Without going into full detail, National’s proposals include: toughening laws surrounding organised crime, reforming the legal system to allow more support for victims, improving government plans and agencies to preemptively stop crime, reforming aspects of managing youth crime, tweak and improve police policy, introduce mandatory education and work policies for prisons, improving access to justice, better defining gun legislation targeting illegal ownership, and cracking down on harmful drugs. However, because National Party leader Simon Bridges led with gang policy proposals before the full document was released, coverage was more negative with questions on how feasible these policies would be. One central proposal, to set-up a special squad within the Police to deal with gangs and intrusively interfere with their activities, led a former Australian detective to criticise Bridges. The Australian policy of zero-tolerance for gangs and harassing them there has “been a disaster”, Mike Kennedy told Radio New Zealand, adding that it only drives gangs underground. Former National MP and policeman Chester Borrows commented, regarding all the proposals, that some of the policies were “already catered for within the law” and believed they were partially an electioneering strategy, according to Stuff.

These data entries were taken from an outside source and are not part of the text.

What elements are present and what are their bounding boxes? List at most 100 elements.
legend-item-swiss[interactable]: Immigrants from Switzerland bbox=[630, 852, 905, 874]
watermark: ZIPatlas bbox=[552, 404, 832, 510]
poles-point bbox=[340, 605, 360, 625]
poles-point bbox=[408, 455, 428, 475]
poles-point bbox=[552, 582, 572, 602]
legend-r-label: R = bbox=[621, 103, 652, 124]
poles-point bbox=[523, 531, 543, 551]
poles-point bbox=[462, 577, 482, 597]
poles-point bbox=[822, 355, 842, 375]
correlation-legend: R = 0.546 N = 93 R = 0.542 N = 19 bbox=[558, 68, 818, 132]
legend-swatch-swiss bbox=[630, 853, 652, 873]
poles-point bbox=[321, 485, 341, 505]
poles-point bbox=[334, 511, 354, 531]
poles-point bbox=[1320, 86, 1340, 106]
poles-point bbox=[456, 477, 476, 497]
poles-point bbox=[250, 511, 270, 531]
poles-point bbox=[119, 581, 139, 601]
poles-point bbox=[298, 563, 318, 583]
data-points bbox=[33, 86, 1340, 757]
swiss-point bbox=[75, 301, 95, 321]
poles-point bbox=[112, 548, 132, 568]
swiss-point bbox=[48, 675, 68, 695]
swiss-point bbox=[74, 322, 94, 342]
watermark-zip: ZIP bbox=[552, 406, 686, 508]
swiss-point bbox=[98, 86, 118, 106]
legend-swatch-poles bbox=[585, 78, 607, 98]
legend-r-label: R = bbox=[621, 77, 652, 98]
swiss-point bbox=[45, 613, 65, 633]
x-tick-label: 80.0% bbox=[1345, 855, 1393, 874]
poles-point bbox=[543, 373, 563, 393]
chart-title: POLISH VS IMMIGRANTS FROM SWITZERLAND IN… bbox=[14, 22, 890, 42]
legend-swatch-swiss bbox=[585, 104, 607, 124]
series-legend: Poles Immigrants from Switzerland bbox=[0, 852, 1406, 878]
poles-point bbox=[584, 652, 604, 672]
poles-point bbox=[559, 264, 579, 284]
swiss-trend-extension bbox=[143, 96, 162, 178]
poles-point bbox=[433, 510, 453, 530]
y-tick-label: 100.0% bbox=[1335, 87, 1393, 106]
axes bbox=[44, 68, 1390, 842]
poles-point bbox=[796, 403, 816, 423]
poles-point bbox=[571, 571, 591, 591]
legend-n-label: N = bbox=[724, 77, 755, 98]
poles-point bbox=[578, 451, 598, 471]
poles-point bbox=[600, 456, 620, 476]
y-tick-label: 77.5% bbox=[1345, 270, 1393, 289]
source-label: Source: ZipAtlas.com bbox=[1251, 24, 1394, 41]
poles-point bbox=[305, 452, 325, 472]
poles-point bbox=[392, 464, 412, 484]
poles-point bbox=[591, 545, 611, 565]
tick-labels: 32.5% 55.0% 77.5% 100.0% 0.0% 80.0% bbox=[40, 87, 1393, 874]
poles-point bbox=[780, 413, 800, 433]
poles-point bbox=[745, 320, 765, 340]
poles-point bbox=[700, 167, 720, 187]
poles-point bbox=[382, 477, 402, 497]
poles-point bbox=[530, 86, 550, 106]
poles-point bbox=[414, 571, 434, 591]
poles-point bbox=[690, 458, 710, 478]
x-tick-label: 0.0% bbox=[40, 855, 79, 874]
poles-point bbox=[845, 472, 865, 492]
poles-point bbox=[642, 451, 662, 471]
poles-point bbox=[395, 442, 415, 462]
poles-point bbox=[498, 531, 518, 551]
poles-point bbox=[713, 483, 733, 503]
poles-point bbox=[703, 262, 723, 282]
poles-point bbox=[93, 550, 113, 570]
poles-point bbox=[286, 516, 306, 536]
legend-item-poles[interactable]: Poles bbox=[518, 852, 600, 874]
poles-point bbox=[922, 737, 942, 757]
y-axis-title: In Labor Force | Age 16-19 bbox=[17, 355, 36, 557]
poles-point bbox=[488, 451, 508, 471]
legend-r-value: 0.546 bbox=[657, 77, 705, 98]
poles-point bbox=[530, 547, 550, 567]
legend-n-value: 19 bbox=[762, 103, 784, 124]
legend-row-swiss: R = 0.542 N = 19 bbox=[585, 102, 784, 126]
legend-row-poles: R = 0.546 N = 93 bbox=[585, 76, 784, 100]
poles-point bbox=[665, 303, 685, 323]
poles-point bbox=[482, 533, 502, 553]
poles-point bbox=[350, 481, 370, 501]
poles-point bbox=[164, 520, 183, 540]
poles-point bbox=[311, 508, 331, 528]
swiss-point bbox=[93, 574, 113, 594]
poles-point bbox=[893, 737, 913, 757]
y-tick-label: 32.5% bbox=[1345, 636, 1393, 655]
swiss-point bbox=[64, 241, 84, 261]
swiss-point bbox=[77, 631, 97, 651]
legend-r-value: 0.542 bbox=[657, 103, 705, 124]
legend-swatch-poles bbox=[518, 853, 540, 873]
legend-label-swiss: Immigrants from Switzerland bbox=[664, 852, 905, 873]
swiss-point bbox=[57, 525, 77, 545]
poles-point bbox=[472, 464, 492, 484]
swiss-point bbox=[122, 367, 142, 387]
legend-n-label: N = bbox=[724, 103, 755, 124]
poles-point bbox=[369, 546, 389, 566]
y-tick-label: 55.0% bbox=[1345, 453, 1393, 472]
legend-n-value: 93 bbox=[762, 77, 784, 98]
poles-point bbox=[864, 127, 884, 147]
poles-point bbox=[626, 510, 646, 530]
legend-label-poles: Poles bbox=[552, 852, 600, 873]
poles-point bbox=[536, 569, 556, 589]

Without now turning analysis into a piece focused on rhetoric or one concerned with partisan politics, there are clearly disagreements about whether National’s law and order policies will be workable and appropriate should they form the next government. Given that coverage has focused on a questionable strategy National would implement to combat the growth of gangs and their criminal activities, there is little to add but to agree it would be better to recognise and minimise the conditions which cause gangs and crime. Despite this obvious point, which they would agree with (demonstratively from their other policies), this is somewhat out of a government’s ability to solve and is naturally why National is keener to impose harsher penalties on repeated and egregious crimes as a deterrent. Here the ideological and philosophic underpinnings clash as clearly National want a safer and fairer New Zealand, yet more citizen resources and freedoms will likely have to be compromised to see some better outcome from the proposed policies. This is particularly apparent from their drug policy which they do not want to liberalise, however accepting a ‘yes’ result from the future marijuana legalisation referendum would chip some power away from illicit actors.
Criticisms aside, there are good and sensible policy fixes in National’s law and order discussion document, with ideas to upgrade the court system and ensure oversights in current laws are addressed. However, to be successful should the party come to govern, it must truthfully commit to the evidence-based philosophy it has outlined in criticising the failings of the current government. As hard as it is to balance everything a government ‘should’ provide for the country to run well, adopting that philosophy would ensure the next government is not beholden to itself. And on that note, this Kiwi would encourage his country to pay attention to policy and give constructive feedback to these kinds of proposals, as reaching a critically evaluated consensus amongst all political persuasions can usually only mean good outcomes for us all.